D'abord, je voudrais dire combien pour la France, c'est un progrès historique que la volonté du Président Bachar AL-ASSAD d'ouvrir une représentation diplomatique au Liban et que le Liban ouvre une représentation diplomatique en Syrie. Peut-être cela peut vous paraître curieux que ce soit moi qui le dise, mais nous nous sommes mis d'accord, le Président Bachar AL-ASSAD et moi, pour que cela soit présenté ainsi. C'est historique, parce que cela n'a jamais eu lieu. Naturellement, il y a un certain nombre de questions juridiques qui doivent être réglées côté syrien, le Président en parlera, qui expliquent quelques délais sur le chemin de cette réalisation. Naturellement, cela doit être l'objet d'une volonté, le Président SLEIMANE en parlera bien mieux que moi, de l'ensemble de la société libanaise.
Vous comprendrez que, pour nous, Bernard KOUCHNER et moi, cette annonce, cette confirmation, cette volonté est absolument historique et c'est une grande nouvelle pour tous, et ils sont très nombreux en France qui aiment le Liban et qui sont concernés par tout ce qui se passe au Liban.

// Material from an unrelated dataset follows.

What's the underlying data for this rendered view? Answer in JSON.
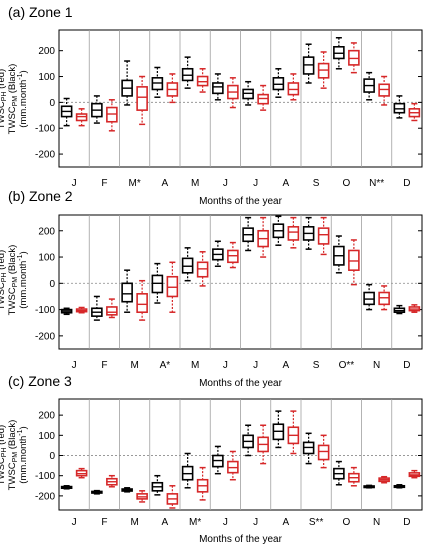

J'ai d'ailleurs dit au Président SLEIMANE, dans notre entretien, que la France voulait être l'amie de tous les Libanais, que la France n'avait pas à choisir au Liban tel ou tel parti du Liban mais que la France soutenait les autorités légitimes du Liban, en l'occurrence, le Président de la République, Michel SLEIMANE et le Premier ministre SINIORA et son gouvernement.
Avec le Président Bachar AL-ASSAD nous avons également parlé de la paix et la France, Bernard KOUCHNER et moi-même, encourage le développement des pourparlers, pour l'instant indirects, entre la Syrie et Israël. C'est une initiative qui revient aux Syriens et aux Israéliens mais c'est une initiative positive dans une région du monde qui attendait depuis bien des années des bonnes nouvelles.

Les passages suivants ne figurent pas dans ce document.